Premier League

Wigan refuse to abide by the rules

wiganThe Manchester City fan paddling through the monsoon that greeted the crowd after the final whistle captured the mood of the moment. “We’ve been pissed on in the ground and now we are being pissed on as we go home….it sums up our day.”

Wigan Athletic certainly urinated on City’s parade. The most expensive team ever assembled in Britain was beaten by a bunch of players most football people would be hard-pressed to name. It turned out to be a genuine FA Cup fairy-tale, one of those “giant-killing” tales that will forever be rolled-out when ITV or Sky try to convince the audience about the “romance of the world’s oldest football competition”, and all that jazz.

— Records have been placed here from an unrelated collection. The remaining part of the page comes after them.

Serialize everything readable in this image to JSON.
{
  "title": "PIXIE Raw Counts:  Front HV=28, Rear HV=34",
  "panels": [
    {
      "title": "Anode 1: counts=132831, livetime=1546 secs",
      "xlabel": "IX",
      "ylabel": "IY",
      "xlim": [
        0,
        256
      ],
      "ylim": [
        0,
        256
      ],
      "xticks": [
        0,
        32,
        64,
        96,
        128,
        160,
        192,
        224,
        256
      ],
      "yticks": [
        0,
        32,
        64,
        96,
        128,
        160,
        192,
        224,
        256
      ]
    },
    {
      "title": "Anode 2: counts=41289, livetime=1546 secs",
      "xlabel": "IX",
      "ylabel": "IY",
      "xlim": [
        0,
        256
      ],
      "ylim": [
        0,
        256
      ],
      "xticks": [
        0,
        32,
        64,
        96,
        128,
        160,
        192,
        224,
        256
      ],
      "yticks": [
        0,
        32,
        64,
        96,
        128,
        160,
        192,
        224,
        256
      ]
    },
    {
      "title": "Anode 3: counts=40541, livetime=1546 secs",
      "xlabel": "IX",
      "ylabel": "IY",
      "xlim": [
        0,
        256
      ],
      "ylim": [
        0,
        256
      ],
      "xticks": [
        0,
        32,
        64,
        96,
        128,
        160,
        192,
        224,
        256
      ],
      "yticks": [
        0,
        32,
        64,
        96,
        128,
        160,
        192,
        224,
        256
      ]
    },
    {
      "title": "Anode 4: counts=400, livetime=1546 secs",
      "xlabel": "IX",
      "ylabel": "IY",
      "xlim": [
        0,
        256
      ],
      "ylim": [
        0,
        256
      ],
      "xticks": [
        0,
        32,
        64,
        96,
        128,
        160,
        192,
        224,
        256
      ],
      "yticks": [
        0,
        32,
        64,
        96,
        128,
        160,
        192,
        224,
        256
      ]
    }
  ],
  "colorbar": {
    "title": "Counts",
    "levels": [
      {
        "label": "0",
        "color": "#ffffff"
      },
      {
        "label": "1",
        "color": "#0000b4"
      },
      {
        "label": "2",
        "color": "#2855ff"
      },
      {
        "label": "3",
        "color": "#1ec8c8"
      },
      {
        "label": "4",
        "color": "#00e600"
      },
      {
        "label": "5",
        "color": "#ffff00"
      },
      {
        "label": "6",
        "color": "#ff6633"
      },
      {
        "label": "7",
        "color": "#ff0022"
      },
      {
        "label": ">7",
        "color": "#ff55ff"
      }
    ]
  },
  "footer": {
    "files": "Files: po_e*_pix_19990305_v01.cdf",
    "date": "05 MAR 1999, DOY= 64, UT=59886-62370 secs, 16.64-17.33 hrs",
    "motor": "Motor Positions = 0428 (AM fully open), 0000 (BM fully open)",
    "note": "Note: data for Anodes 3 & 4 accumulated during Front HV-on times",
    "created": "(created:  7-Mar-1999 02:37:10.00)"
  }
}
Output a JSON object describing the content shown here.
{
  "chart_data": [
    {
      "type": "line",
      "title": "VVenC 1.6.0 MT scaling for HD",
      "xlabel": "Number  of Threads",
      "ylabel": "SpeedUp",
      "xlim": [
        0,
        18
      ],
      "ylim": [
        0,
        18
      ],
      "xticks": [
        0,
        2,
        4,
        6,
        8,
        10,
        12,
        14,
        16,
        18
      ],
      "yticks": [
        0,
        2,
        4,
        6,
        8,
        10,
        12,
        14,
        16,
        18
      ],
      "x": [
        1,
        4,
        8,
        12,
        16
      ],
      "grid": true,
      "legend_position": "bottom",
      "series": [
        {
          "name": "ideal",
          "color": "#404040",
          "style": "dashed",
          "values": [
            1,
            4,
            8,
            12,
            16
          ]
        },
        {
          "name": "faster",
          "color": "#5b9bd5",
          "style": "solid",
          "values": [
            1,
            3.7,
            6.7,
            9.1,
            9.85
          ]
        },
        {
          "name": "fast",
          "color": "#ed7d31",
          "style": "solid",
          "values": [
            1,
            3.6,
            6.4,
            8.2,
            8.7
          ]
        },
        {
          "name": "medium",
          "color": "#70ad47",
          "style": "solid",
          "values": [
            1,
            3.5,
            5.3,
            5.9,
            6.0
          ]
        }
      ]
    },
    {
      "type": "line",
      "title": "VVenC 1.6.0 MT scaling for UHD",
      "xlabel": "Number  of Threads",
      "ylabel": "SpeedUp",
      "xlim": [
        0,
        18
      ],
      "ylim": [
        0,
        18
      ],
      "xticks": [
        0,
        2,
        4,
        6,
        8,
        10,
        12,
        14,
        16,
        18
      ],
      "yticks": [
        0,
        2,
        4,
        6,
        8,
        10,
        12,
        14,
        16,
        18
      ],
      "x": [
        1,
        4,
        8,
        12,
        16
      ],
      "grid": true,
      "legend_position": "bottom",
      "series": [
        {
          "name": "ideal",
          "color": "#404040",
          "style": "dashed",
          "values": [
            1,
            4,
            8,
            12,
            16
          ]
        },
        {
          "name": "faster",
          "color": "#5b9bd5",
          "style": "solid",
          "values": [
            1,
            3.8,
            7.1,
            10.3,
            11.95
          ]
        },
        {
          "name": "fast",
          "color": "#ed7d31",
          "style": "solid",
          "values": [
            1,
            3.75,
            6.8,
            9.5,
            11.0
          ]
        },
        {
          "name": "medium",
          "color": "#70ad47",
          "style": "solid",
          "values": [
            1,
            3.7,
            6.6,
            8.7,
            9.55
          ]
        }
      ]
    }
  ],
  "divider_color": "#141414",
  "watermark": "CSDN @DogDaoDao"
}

Actually, jazz was about the only genre of music that was not called upon on another day when the Football Association and Wembley got the build-up wrong. Instead of celebrating the heritage of this once-mighty competition, the FA continue to turn to tasteless attempts at audience patronization. They should look to London 2012 for inspiration. Why do they continue to put on unnecessary rituals that the crowd completely ignore, accompanied by a cacophony of noise that doesn’t allow the crowd to even speak to each other? Instead, if they truly believe the hype about the FA Cup, then why not celebrate the competition and dispense with the drawn-out procedure of unrolling flags and unconvincing pyrotechnics? And what’s with the act of throwing large balls into the crowd for people to push around the stadium. It is more than a little reminiscent of toys being thrown into an animal cage for the monkeys to play with!

Abide with me gets worse every year – this time I failed to see anyone singing it – and where was the royalty? The FA continued its now irritating obsession with the military, but at least Brigadier Smyth-Ponsonby (or someone with a similarly plummy name) wasn’t the guest of honour. That fell to Dave Clarke, a blind footballer who has just retired from international football.

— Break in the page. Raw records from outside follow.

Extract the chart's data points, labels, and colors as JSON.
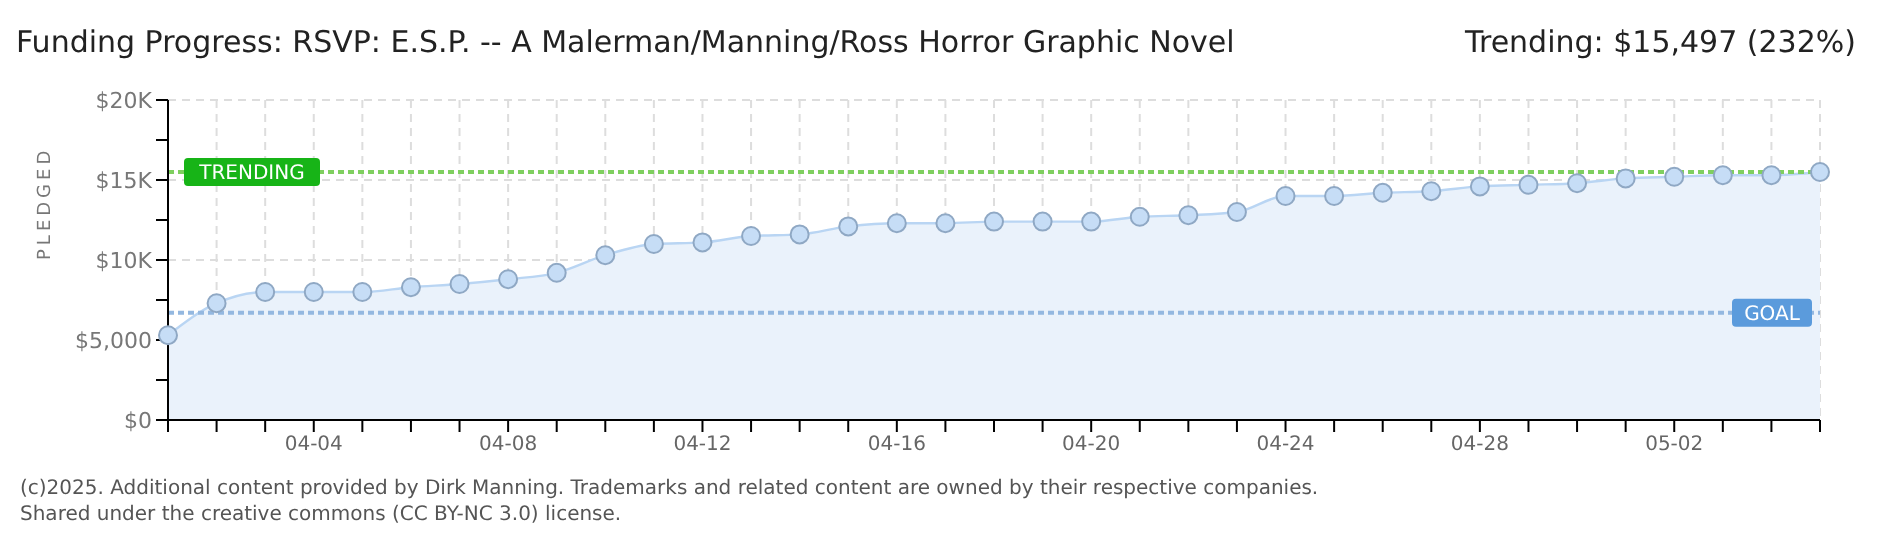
{
  "chart_data": {
    "type": "area",
    "title": "Funding Progress: RSVP: E.S.P. -- A Malerman/Manning/Ross Horror Graphic Novel",
    "ylabel": "PLEDGED",
    "annotations": [
      "Trending: $15,497 (232%)",
      "(c)2025. Additional content provided by Dirk Manning. Trademarks and related content are owned by their respective companies.",
      "Shared under the creative commons (CC BY-NC 3.0) license."
    ],
    "categories": [
      null,
      null,
      null,
      "04-04",
      null,
      null,
      null,
      "04-08",
      null,
      null,
      null,
      "04-12",
      null,
      null,
      null,
      "04-16",
      null,
      null,
      null,
      "04-20",
      null,
      null,
      null,
      "04-24",
      null,
      null,
      null,
      "04-28",
      null,
      null,
      null,
      "05-02",
      null,
      null,
      null
    ],
    "series": [
      {
        "color": "#b9d5f3",
        "values": [
          5300,
          7300,
          8000,
          8000,
          8000,
          8300,
          8500,
          8800,
          9200,
          10300,
          11000,
          11100,
          11500,
          11600,
          12100,
          12300,
          12300,
          12400,
          12400,
          12400,
          12700,
          12800,
          13000,
          14000,
          14000,
          14200,
          14300,
          14600,
          14700,
          14800,
          15100,
          15200,
          15300,
          15300,
          15500
        ]
      }
    ],
    "ylim": [
      0,
      20000
    ],
    "yticks": [
      {
        "value": 0,
        "label": "$0"
      },
      {
        "value": 2500,
        "label": null
      },
      {
        "value": 5000,
        "label": "$5,000"
      },
      {
        "value": 7500,
        "label": null
      },
      {
        "value": 10000,
        "label": "$10K"
      },
      {
        "value": 12500,
        "label": null
      },
      {
        "value": 15000,
        "label": "$15K"
      },
      {
        "value": 17500,
        "label": null
      },
      {
        "value": 20000,
        "label": "$20K"
      }
    ],
    "ref_lines": [
      {
        "axis": "y",
        "value": 15497,
        "label": "TRENDING",
        "color": "#7fcf5f",
        "line_style": "dotted"
      },
      {
        "axis": "y",
        "value": 6700,
        "label": "GOAL",
        "color": "#94b8e0",
        "line_style": "dotted"
      }
    ],
    "grid": true,
    "marker": "circle"
  }
}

Thankfully, Wigan and their fans saved the day. After two years of sitting among the near-neanderthal behavior of Stoke and Liverpool supporters, this lot were a joy to behold. It meant something for them to be at Wembley, although of course, the experience has been devalued a little by the FA’s insistence to use the stadium for semi-finals and play-offs.

Manchester City’s fans, who outnumbered Wigan’s but were hard to spot in the journey to the stadium, tried to put-down the achievement as they splashed their way to the stations. But there was no disputing that their team under-performed and in doing so, hastened the departure of Roberto Mancini, who looks set to be replaced by Malaga’s Pellegrini.

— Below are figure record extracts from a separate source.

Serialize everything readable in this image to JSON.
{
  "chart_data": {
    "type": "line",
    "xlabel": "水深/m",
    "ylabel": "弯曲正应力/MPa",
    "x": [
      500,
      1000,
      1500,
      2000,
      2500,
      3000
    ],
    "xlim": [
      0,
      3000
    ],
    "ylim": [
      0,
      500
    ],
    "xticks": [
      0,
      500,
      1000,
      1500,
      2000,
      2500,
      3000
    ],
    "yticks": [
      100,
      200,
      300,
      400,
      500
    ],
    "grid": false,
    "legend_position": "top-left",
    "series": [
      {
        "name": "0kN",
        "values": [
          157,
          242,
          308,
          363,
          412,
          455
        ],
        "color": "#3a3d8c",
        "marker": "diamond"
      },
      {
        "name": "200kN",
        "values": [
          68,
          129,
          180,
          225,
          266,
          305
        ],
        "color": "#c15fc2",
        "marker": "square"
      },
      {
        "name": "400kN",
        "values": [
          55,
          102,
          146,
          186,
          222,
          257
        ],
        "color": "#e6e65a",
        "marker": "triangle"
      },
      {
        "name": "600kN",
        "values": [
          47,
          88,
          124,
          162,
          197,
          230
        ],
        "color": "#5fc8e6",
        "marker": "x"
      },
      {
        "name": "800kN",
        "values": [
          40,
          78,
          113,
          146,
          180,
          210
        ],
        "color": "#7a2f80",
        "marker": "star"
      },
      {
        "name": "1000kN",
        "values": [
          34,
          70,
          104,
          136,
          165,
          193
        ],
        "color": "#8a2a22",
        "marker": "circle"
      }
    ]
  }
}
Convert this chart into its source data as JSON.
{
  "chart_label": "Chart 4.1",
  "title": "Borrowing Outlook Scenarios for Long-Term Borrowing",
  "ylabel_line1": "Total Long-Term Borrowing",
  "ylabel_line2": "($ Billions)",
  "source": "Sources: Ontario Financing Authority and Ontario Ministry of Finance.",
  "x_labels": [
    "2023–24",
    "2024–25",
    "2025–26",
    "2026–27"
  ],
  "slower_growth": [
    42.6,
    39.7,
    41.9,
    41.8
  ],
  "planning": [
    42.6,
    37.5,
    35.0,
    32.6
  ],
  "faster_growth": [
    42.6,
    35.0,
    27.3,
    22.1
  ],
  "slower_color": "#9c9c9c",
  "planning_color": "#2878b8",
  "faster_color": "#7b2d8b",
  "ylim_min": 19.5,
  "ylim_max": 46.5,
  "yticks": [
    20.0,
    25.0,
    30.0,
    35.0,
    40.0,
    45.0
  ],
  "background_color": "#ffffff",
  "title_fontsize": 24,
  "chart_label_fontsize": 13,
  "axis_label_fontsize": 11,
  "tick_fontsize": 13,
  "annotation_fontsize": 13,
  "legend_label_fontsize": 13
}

City should have taken control early on, but Wigan keeper Joel Robles started well and pulled off an excellent save with his feet from the disappointing Carlos Tevez. Gradually, Wigan grew in confidence with Roger Espinoza and Callum McManaman catching the eye. By half-time, it was clear that City’s frustration was rising. In fact, it got scarcely better after the interval and as time rolled on, you sensed that Wigan could pull off a major shock. When Shaun Maloney hit the woodwork with a free-kick and then, six minutes from time, Pablo Zabaleta was red-carded after hauling down McManaman, the dream started to become a possibility.

The man who scored the winner, just as the added-time board was going up, was substitute Ben Watson, who took the stage in the 80th minute equipped with lurid boots and an equally notable ginger head. It was the latter that nodded home the decisive goal from Maloney’s corner and there was no coming back for City’s millionaires. Cue the images of Wigan’s Dave Whelan cavorting uncomfortably – almost replicating Boris Johnson’s ‘Dad-dancing’ from the Olympics.

What a story. It was easy to get away from the stadium, apocalyptic weather aside. Sadly, Wigan’s celebrations may be short-lived, and Watson may become one of those forgotten heroes in time, but they can never take the FA Cup win away from them. And if they do go down, their season can be enhanced by a trip or two into Europe. Sunderland 1973,  Southampton 1976, West Ham 1980 and Wimbledon 1988. Now add Wigan 2013 to that list.